Il ricorso e le motivazioni
Le eredi del datore di lavoro hanno proposto ricorso per cassazione evidenziando che la Corte di Appello, nonostante fosse stato accertato dal c.t.u. che il sistema utilizzato dall’azienda per eseguire l’esame antitubercolinico sui bovini era quello generalmente adottato presso gli allevamenti zootecnici e che, come era stato evidenziato dal primo giudice, era stato il lavoratore a provocare l’infortunio mortale ponendosi tra l’animale ed il muro, aveva comunque ritenuto violato l’art. 2087 c.c. per non avere il datore di lavoro adottato tutte le misure che, secondo le particolarità del lavoro, l’esperienza e la tecnica, risultassero necessarie per tutelare l’integrità fisica del lavoratore, riconoscendo così alla citata norma codicistica la natura di fonte di responsabilità oggettiva, in contrasto con i principi affermati dalla giurisprudenza in materia. In ogni caso, hanno messo in evidenza altresì le ricorrenti, la sentenza impugnata non aveva considerato che la responsabilità del datore di lavoro viene comunque meno in presenza di comportamenti abnormi o imprevedibili o di rischio elettivo, elementi che hanno caratterizzato il caso in esame.

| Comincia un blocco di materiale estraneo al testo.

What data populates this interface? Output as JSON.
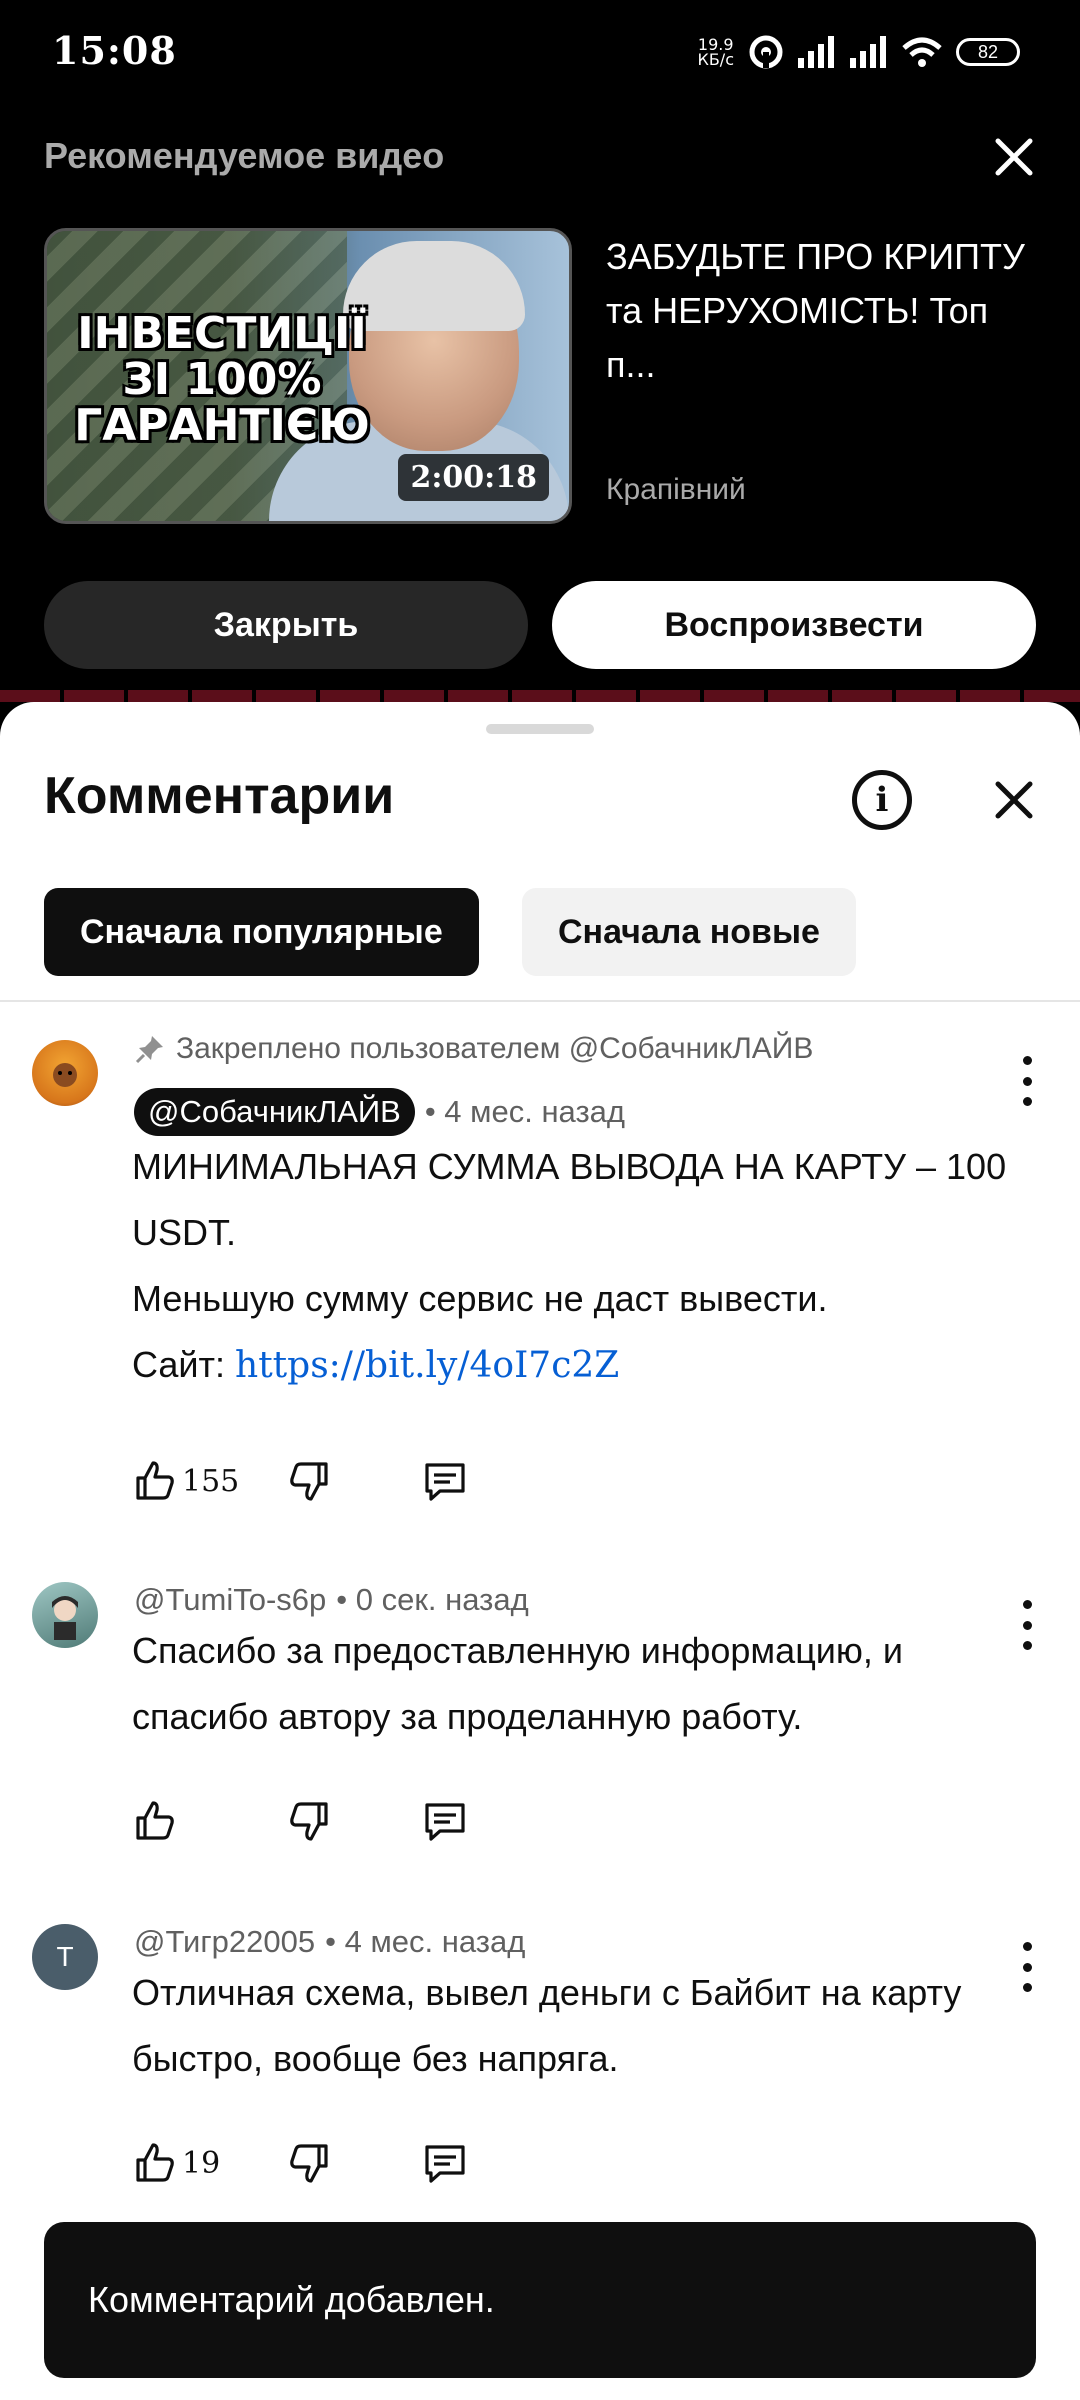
{
  "status_bar": {
    "time": "15:08",
    "net_speed_value": "19.9",
    "net_speed_unit": "КБ/с",
    "battery": "82"
  },
  "recommended": {
    "header": "Рекомендуемое видео",
    "thumbnail_text": "ІНВЕСТИЦІЇ ЗІ 100% ГАРАНТІЄЮ",
    "duration": "2:00:18",
    "video_title": "ЗАБУДЬТЕ ПРО КРИПТУ та НЕРУХОМІСТЬ! Топ п...",
    "channel": "Крапівний",
    "close_label": "Закрыть",
    "play_label": "Воспроизвести"
  },
  "comments_sheet": {
    "title": "Комментарии",
    "sort_chips": [
      {
        "label": "Сначала популярные",
        "active": true
      },
      {
        "label": "Сначала новые",
        "active": false
      }
    ],
    "comments": [
      {
        "pinned_text": "Закреплено пользователем @СобачникЛАЙВ",
        "author": "@СобачникЛАЙВ",
        "time": "• 4 мес. назад",
        "text_line1": "МИНИМАЛЬНАЯ СУММА ВЫВОДА НА КАРТУ – 100 USDT.",
        "text_line2": "Меньшую сумму сервис не даст вывести.",
        "text_line3_prefix": "Сайт: ",
        "link": "https://bit.ly/4oI7c2Z",
        "likes": "155"
      },
      {
        "author": "@TumiTo-s6p",
        "time": "• 0 сек. назад",
        "text": "Спасибо за предоставленную информацию, и спасибо автору за проделанную работу.",
        "likes": ""
      },
      {
        "author": "@Тигр22005",
        "avatar_letter": "Т",
        "time": "• 4 мес. назад",
        "text": "Отличная схема, вывел деньги с Байбит на карту быстро, вообще без напряга.",
        "likes": "19"
      }
    ]
  },
  "snackbar": {
    "message": "Комментарий добавлен."
  },
  "colors": {
    "link": "#065fd4",
    "active_chip": "#0f0f0f",
    "inactive_chip": "#f2f2f2",
    "secondary_text": "#606060"
  }
}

Le decisioni della Corte di Cassazione
Il ricorso è stato ritenuto infondato dalla Corte di Cassazione che lo ha pertanto rigettato. Secondo la Corte suprema la sentenza impugnata è risultata rispettosa dei principi più volte affermati in materia dalla stessa Corte e dal giudice delle leggi secondo cui “seppure è vero che l’art. 2087 c.c. non introduce una responsabilità oggettiva del datore di lavoro, è altrettanto vero che, per la sua natura di norma di chiusura del sistema di sicurezza, esso obbliga il datore di lavoro non solo al rispetto delle particolari misure imposte da leggi e regolamenti in materia anti infortunistica, ma anche all’adozione di tutte le altre misure che risultino, secondo la particolarità del lavoro, l’esperienza e la tecnica, necessarie a tutelare l’integrità fisica dei lavoratore, salvi i casi di comportamenti o atti abnormi ed imprevedibili del lavoratore medesimo, ma non di colpa di quest’ultimo”. “In sostanza”, ha così proseguito la Sez. Lavoro, “le norme dettate in tema di prevenzione degli infortuni sul lavoro, tese ad impedire l’insorgenza di situazioni pericolose, sono dirette a tutelare il lavoratore non solo dagli incidenti derivanti dalla sua disattenzione, ma anche da quelli ascrivibili ad imperizia, negligenza ed imprudenza dello stesso, con la conseguenza che il datore di lavoro è sempre responsabile dell’infortunio occorso al lavoratore, sia quando ometta di adottare le idonee misure protettive, sia quando non accerti e vigili che di queste misure venga fatto effettivamente uso da parte del dipendente, non potendo attribuirsi alcun effetto esimente, per l’imprenditore, all’eventuale concorso di colpa del lavoratore, la cui condotta può comportare, invece, l’esonero totale del medesimo imprenditore da ogni responsabilità solo quando presenti i caratteri dell’abnormità, inopinabilità ed esorbitanza, necessariamente riferiti al procedimento lavorativo ‘tipico’ ed alle direttive ricevute, così da porsi come causa esclusiva dell’evento”.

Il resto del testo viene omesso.